Blackhurst, speaking at this week's IGD Convention, said changing economic conditions and higher prices would lead to a slowdown in 2008 and warned suppliers they, too, faced difficult times.
"There are many customers feeling the price squeeze as they come off their fixed rate mortgages after several rises in interest rates," he said. "Debt levels are higher than they have ever been and times are getting tougher for many ordinary people. We are heading into the perfect storm as an industry. Customers have less to spend and, as costs go up, they will have to pay more for the food they buy."
But he warned suppliers: "Asda is not going to throw in the towel for our shoppers. Raw material rises will be offset by better efficiencies. Cost control is critical for everyone and we will have to make hard choices to ensure great value."
Blackhurst also used the convention to call on the industry to resolve the dispute between rival camps on front-of-pack labelling.
The industry should adopt hybrid GDA and traffic-light labelling similar to the system Asda began to roll out in September, he said. "We have researched this and customers like it," said Blackhurst. "We need consistency across the industry."

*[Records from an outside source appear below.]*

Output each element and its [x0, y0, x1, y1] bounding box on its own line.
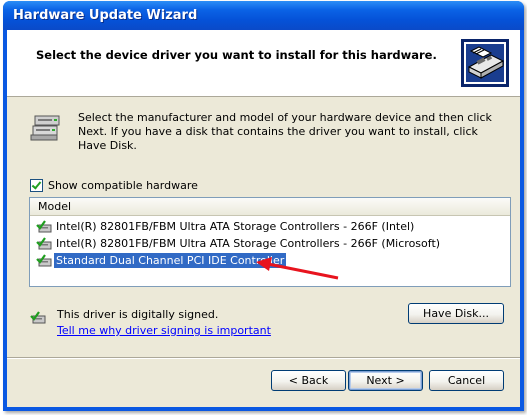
signed-driver-icon — [36, 220, 52, 233]
intro-text: Select the manufacturer and model of you… — [78, 111, 492, 152]
column-header-label: Model — [38, 200, 72, 213]
have-disk-button[interactable]: Have Disk... — [408, 303, 504, 324]
device-drives-icon — [30, 115, 60, 141]
signing-status: This driver is digitally signed. — [57, 308, 219, 321]
list-item-label: Intel(R) 82801FB/FBM Ultra ATA Storage C… — [56, 219, 415, 233]
model-column-header[interactable]: Model — [30, 198, 510, 216]
signed-driver-icon — [36, 237, 52, 250]
list-item-label: Standard Dual Channel PCI IDE Controller — [54, 252, 287, 268]
checkbox-label: Show compatible hardware — [48, 179, 198, 192]
back-button[interactable]: < Back — [271, 370, 346, 391]
signed-driver-icon — [36, 254, 52, 267]
wizard-window: Hardware Update Wizard Select the device… — [3, 1, 524, 411]
wizard-client-area: Select the device driver you want to ins… — [7, 30, 520, 407]
wizard-header: Select the device driver you want to ins… — [7, 30, 520, 97]
title-bar[interactable]: Hardware Update Wizard — [3, 1, 524, 30]
button-divider — [7, 357, 520, 359]
hardware-card-icon — [461, 39, 509, 87]
list-item[interactable]: Intel(R) 82801FB/FBM Ultra ATA Storage C… — [30, 235, 442, 251]
cancel-button[interactable]: Cancel — [429, 370, 504, 391]
checkbox-box[interactable] — [30, 179, 43, 192]
next-button[interactable]: Next > — [348, 370, 423, 391]
window-title: Hardware Update Wizard — [13, 8, 198, 23]
list-item-label: Intel(R) 82801FB/FBM Ultra ATA Storage C… — [56, 236, 441, 250]
show-compatible-checkbox[interactable]: Show compatible hardware — [30, 179, 198, 192]
list-item[interactable]: Intel(R) 82801FB/FBM Ultra ATA Storage C… — [30, 218, 416, 234]
model-list[interactable]: Model Intel(R) 82801FB/FBM Ultra ATA Sto… — [29, 197, 511, 287]
page-title: Select the device driver you want to ins… — [36, 48, 437, 62]
driver-signing-link[interactable]: Tell me why driver signing is important — [57, 324, 271, 337]
signed-driver-icon — [30, 311, 46, 324]
list-item-selected[interactable]: Standard Dual Channel PCI IDE Controller — [30, 252, 287, 268]
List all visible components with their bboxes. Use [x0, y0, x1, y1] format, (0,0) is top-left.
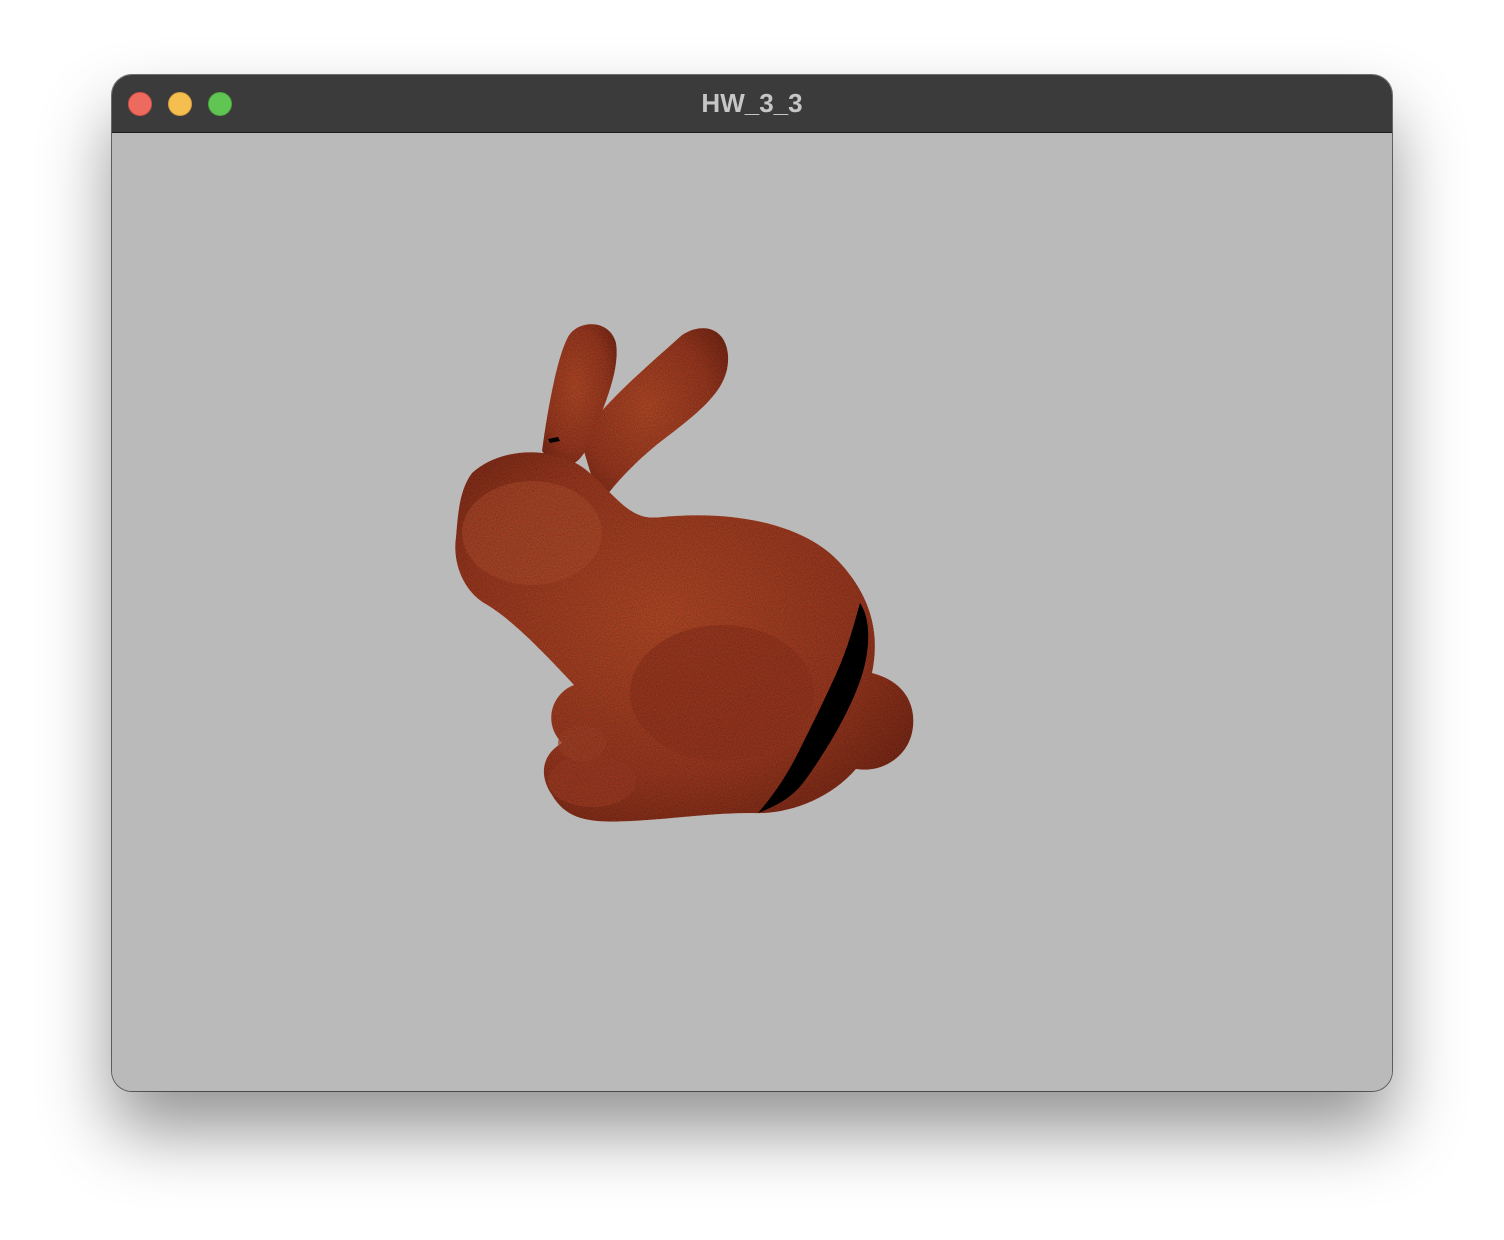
window-title: HW_3_3: [701, 88, 803, 118]
bunny-render: [455, 324, 914, 822]
title-bar[interactable]: HW_3_3: [112, 75, 1392, 133]
bunny-model: [455, 324, 914, 822]
render-viewport[interactable]: [112, 133, 1392, 1091]
app-window: HW_3_3: [112, 75, 1392, 1091]
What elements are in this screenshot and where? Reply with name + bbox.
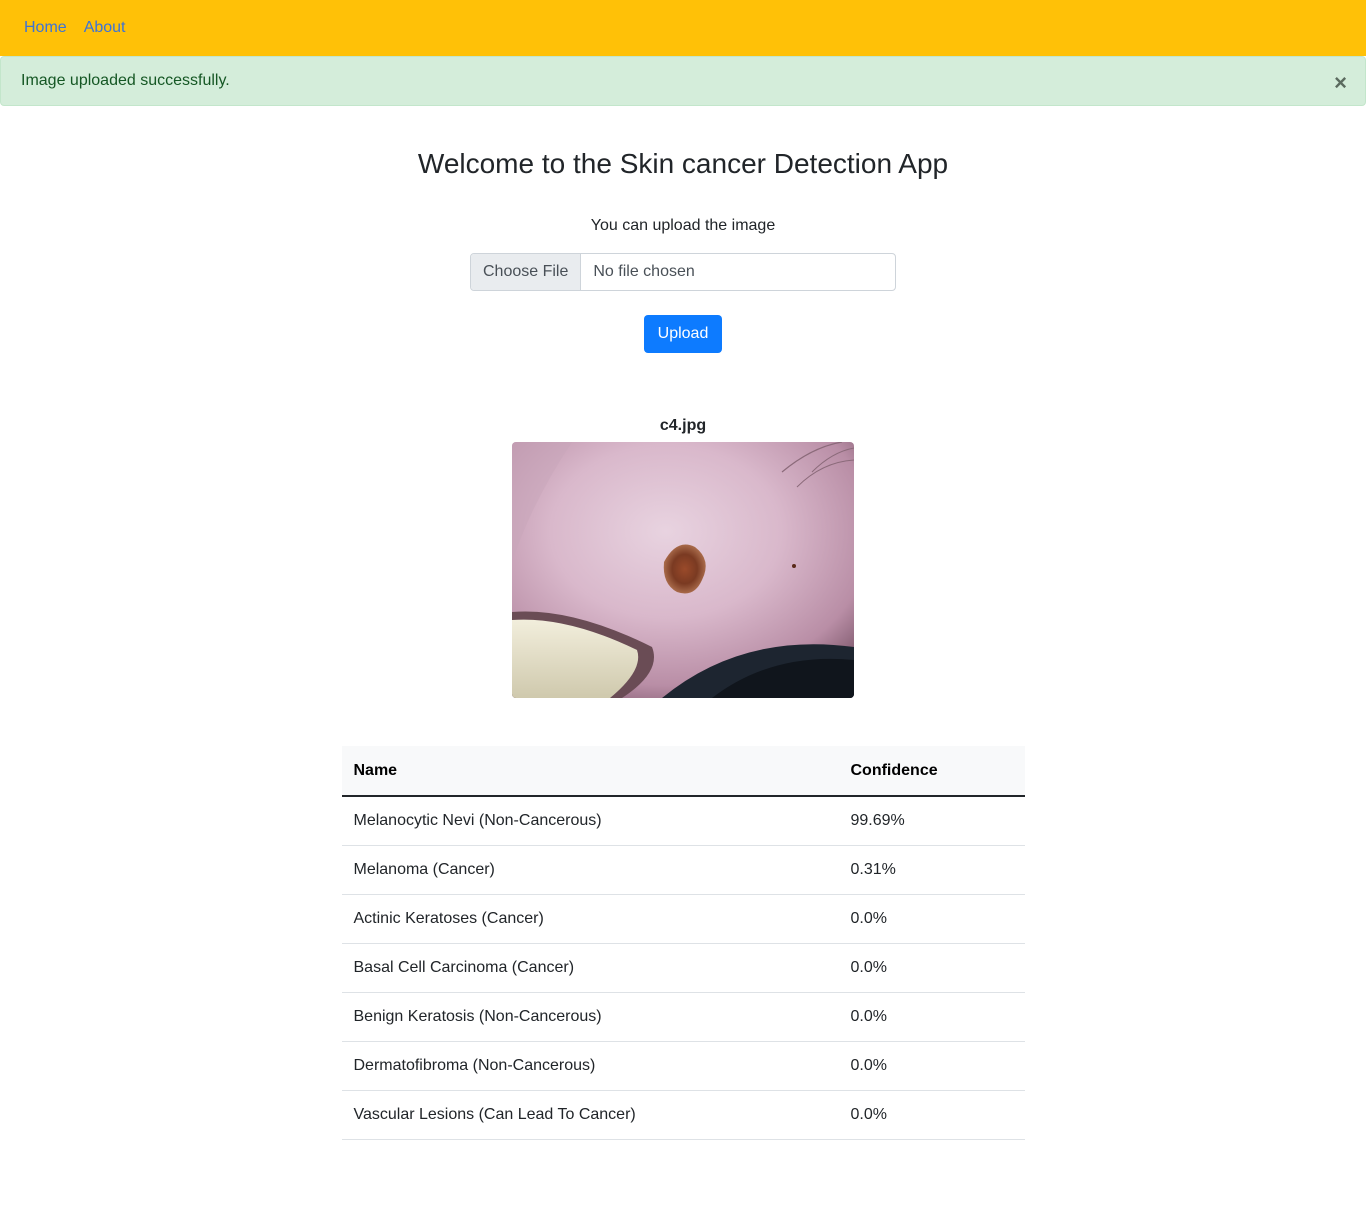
- file-input[interactable]: Choose File No file chosen: [470, 253, 896, 291]
- upload-button[interactable]: Upload: [644, 315, 722, 353]
- results-table: Name Confidence Melanocytic Nevi (Non-Ca…: [341, 746, 1025, 1140]
- upload-prompt: You can upload the image: [590, 217, 776, 234]
- file-status: No file chosen: [593, 263, 695, 280]
- main-content: Welcome to the Skin cancer Detection App…: [0, 148, 1366, 1140]
- cell-name: Dermatofibroma (Non-Cancerous): [341, 1041, 839, 1091]
- table-row: Actinic Keratoses (Cancer) 0.0%: [341, 894, 1025, 944]
- cell-confidence: 99.69%: [838, 796, 1025, 846]
- cell-confidence: 0.0%: [838, 894, 1025, 944]
- close-icon[interactable]: ×: [1334, 71, 1347, 94]
- uploaded-filename: c4.jpg: [659, 417, 707, 434]
- header-confidence: Confidence: [838, 746, 1025, 797]
- table-row: Dermatofibroma (Non-Cancerous) 0.0%: [341, 1041, 1025, 1091]
- cell-name: Melanoma (Cancer): [341, 845, 839, 895]
- navbar: Home About: [0, 0, 1366, 56]
- table-row: Melanoma (Cancer) 0.31%: [341, 845, 1025, 895]
- cell-confidence: 0.0%: [838, 1090, 1025, 1140]
- table-row: Vascular Lesions (Can Lead To Cancer) 0.…: [341, 1090, 1025, 1140]
- cell-confidence: 0.0%: [838, 992, 1025, 1042]
- cell-name: Melanocytic Nevi (Non-Cancerous): [341, 796, 839, 846]
- cell-name: Vascular Lesions (Can Lead To Cancer): [341, 1090, 839, 1140]
- cell-name: Actinic Keratoses (Cancer): [341, 894, 839, 944]
- table-row: Melanocytic Nevi (Non-Cancerous) 99.69%: [341, 796, 1025, 846]
- success-alert: Image uploaded successfully. ×: [0, 56, 1366, 106]
- cell-confidence: 0.31%: [838, 845, 1025, 895]
- cell-confidence: 0.0%: [838, 943, 1025, 993]
- choose-file-button[interactable]: Choose File: [471, 254, 582, 290]
- cell-name: Basal Cell Carcinoma (Cancer): [341, 943, 839, 993]
- skin-lesion-image: [512, 442, 854, 698]
- nav-link-home[interactable]: Home: [24, 19, 67, 37]
- cell-name: Benign Keratosis (Non-Cancerous): [341, 992, 839, 1042]
- table-row: Benign Keratosis (Non-Cancerous) 0.0%: [341, 992, 1025, 1042]
- header-name: Name: [341, 746, 839, 797]
- page-title: Welcome to the Skin cancer Detection App: [417, 148, 949, 179]
- alert-message: Image uploaded successfully.: [21, 72, 230, 89]
- cell-confidence: 0.0%: [838, 1041, 1025, 1091]
- table-header-row: Name Confidence: [341, 746, 1025, 797]
- table-row: Basal Cell Carcinoma (Cancer) 0.0%: [341, 943, 1025, 993]
- nav-link-about[interactable]: About: [84, 19, 126, 37]
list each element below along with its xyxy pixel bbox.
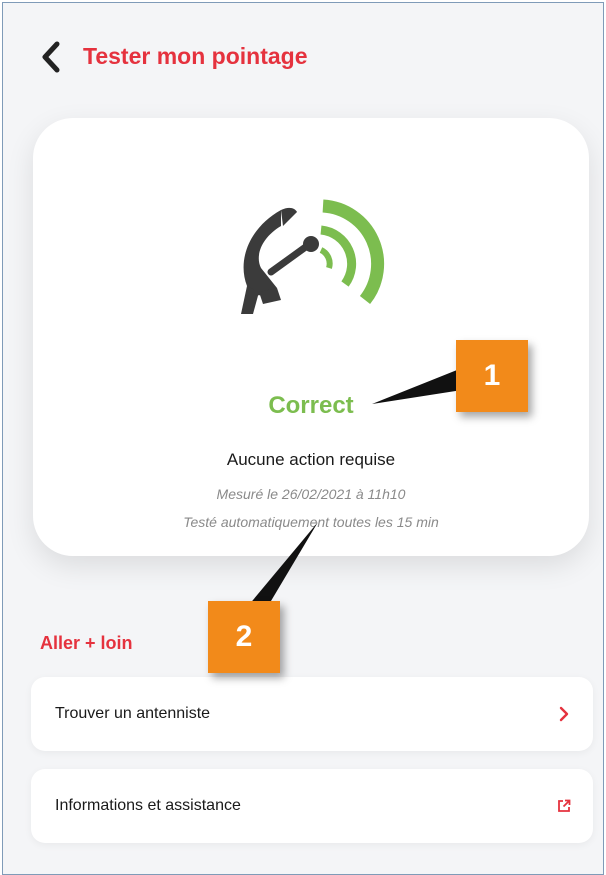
section-title: Aller + loin (40, 633, 133, 653)
external-link-icon (555, 797, 573, 815)
header: Tester mon pointage (3, 3, 603, 103)
satellite-dish-icon (241, 199, 385, 314)
annotation-callout-1: 1 (456, 340, 528, 412)
auto-test-frequency: Testé automatiquement toutes les 15 min (183, 514, 439, 530)
page-title: Tester mon pointage (83, 43, 308, 69)
chevron-left-icon (42, 41, 60, 73)
app-screen: Tester mon pointage Correct Aucune actio… (2, 2, 604, 875)
status-card: Correct Aucune action requise Mesuré le … (33, 118, 589, 556)
list-item-information-assistance[interactable]: Informations et assistance (31, 769, 593, 843)
list-item-find-antenna-installer[interactable]: Trouver un antenniste (31, 677, 593, 751)
list-item-label: Trouver un antenniste (55, 705, 211, 722)
list-item-label: Informations et assistance (55, 797, 241, 814)
back-button[interactable] (31, 39, 71, 75)
measured-timestamp: Mesuré le 26/02/2021 à 11h10 (216, 486, 406, 502)
chevron-right-icon (555, 705, 573, 723)
annotation-callout-2: 2 (208, 601, 280, 673)
status-description: Aucune action requise (226, 450, 396, 469)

Meanwhile, IGD chief executive Joanne Denney-Finch called for supply chain collaboration in the face of tough times. "The world price of cereal crops has doubled, with similar increases for dairy commodities, and there was an emerging pattern of both drought and flooding around the world.
"This changing world of supply and demand means we need to strengthen our partnerships in the chain.
"This is absolutely critical for competitive edge and to secure supply. IGD found that 20% of the costs in an average food chain add absolutely no value to consumers at all. That's more than the total profit margin in many chains."